Tisch laid some blame on unintended consequences from 2020’s criminal justice reforms, but she didn’t let the city’s district attorneys off the hook, subtly digging at unspecified soft-on-crime policies by their offices.

Without naming prosecutors, she lamented that homeless career criminal Tyriek Martin, 34, was repeatedly dumped back on the street — even after more than 70 arrests, including for allegedly bashing a 2-year-old girl with a suitcase in Manhattan, and being deemed too crazy to stand trial.

Martin last week allegedly bashed a woman’s head against a pole in a train rolling into Times Square subway station and tried to rape her. He was indicted Wednesday on a rape charge.
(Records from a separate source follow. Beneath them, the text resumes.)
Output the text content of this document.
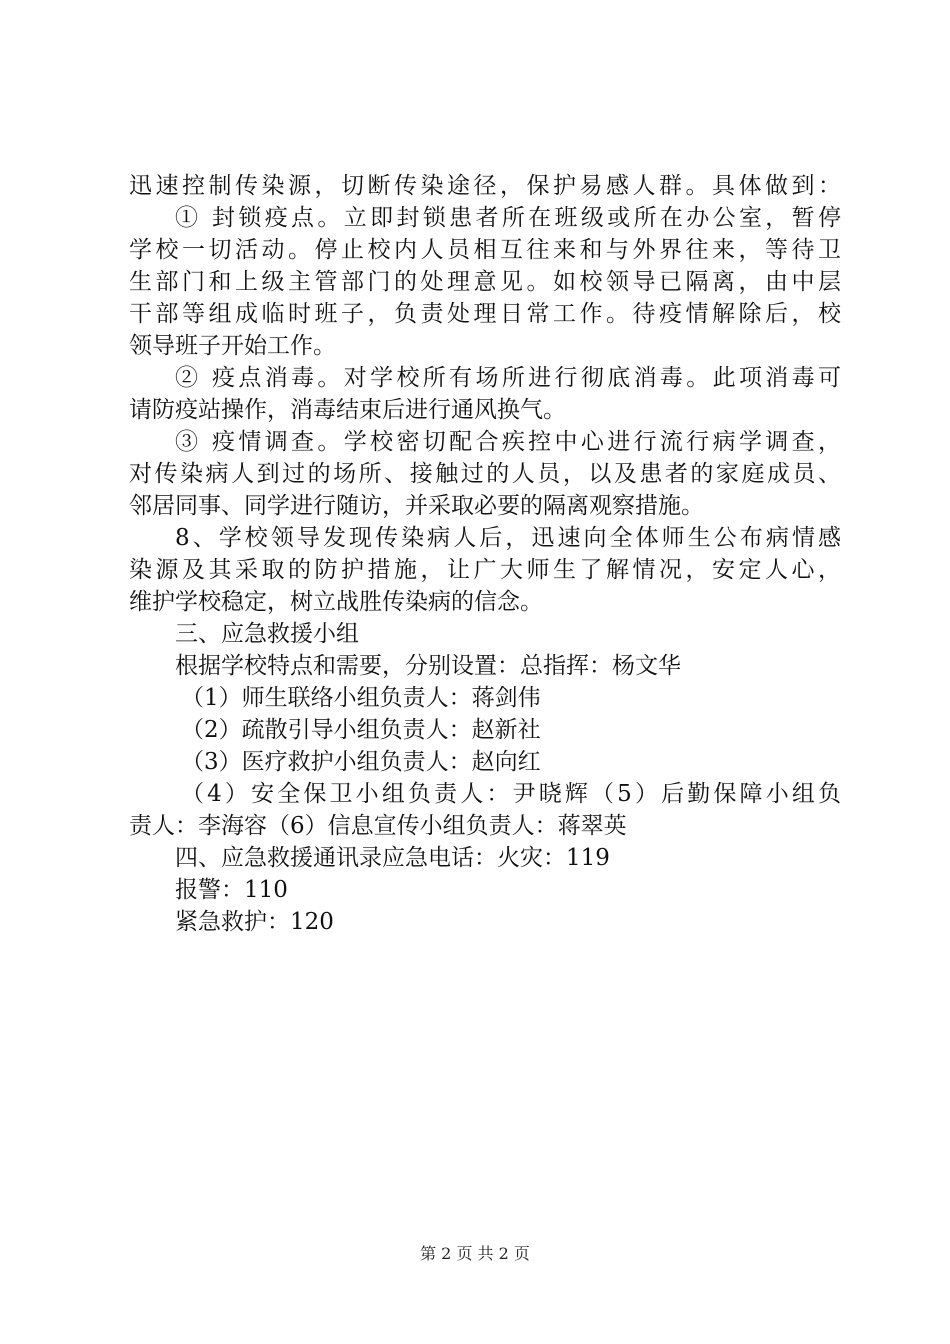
迅速控制传染源，切断传染途径，保护易感人群。具体做到：
① 封锁疫点。立即封锁患者所在班级或所在办公室，暂停
学校一切活动。停止校内人员相互往来和与外界往来，等待卫
生部门和上级主管部门的处理意见。如校领导已隔离，由中层
干部等组成临时班子，负责处理日常工作。待疫情解除后，校
领导班子开始工作。
② 疫点消毒。对学校所有场所进行彻底消毒。此项消毒可
请防疫站操作，消毒结束后进行通风换气。
③ 疫情调查。学校密切配合疾控中心进行流行病学调查，
对传染病人到过的场所、接触过的人员，以及患者的家庭成员、
邻居同事、同学进行随访，并采取必要的隔离观察措施。
8、学校领导发现传染病人后，迅速向全体师生公布病情感
染源及其采取的防护措施，让广大师生了解情况，安定人心，
维护学校稳定，树立战胜传染病的信念。
三、应急救援小组
根据学校特点和需要，分别设置：总指挥：杨文华
（1）师生联络小组负责人：蒋剑伟
（2）疏散引导小组负责人：赵新社
（3）医疗救护小组负责人：赵向红
（4）安全保卫小组负责人：尹晓辉（5）后勤保障小组负
责人：李海容（6）信息宣传小组负责人：蒋翠英
四、应急救援通讯录应急电话：火灾：119
报警：110
紧急救护：120
第 2 页 共 2 页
Tisch noted prosecutors — largely in lefty Manhattan District Attorney Alvin Bragg’s office, according to officials and sources — declined to press past cases against Martin.

“What are you doing here? How is not prosecuting a violent repeat offender in the interest of justice?” Tisch said.

A source close to the commissioner told The Post that the remark was meant to dig at prosecutors’ decisions that kept Martin on the street.

Tisch argued prosecutors too often dismiss cases through a procedural maneuver called “adjournments in contemplation of dismissal.”

She did credit all five of New York City top prosecutors, including Bragg, for pushing to change the state’s discovery, or evidence, law — arguing recent reforms have led to a shocking rise in accused criminals getting sprung loose on technicalities.

Tisch argued the city doesn’t have a crime problem so much as a surge in recidivism.

Last year saw an “unacceptable rise” in the number of people arrested three or more times for the same crime, she said.

“The increase was 61% for burglary, 64% for shoplifting, 71% for grand larceny, 83% for robbery, and 119% for auto thefts,” she said.

“I am channeling the voice of virtually every NYPD cop and everyday New Yorkers when I say: Enough is enough. Criminals in New York City – including violent, repeat offenders – continue to be given every courtesy. And the people of this city suffer as a result.”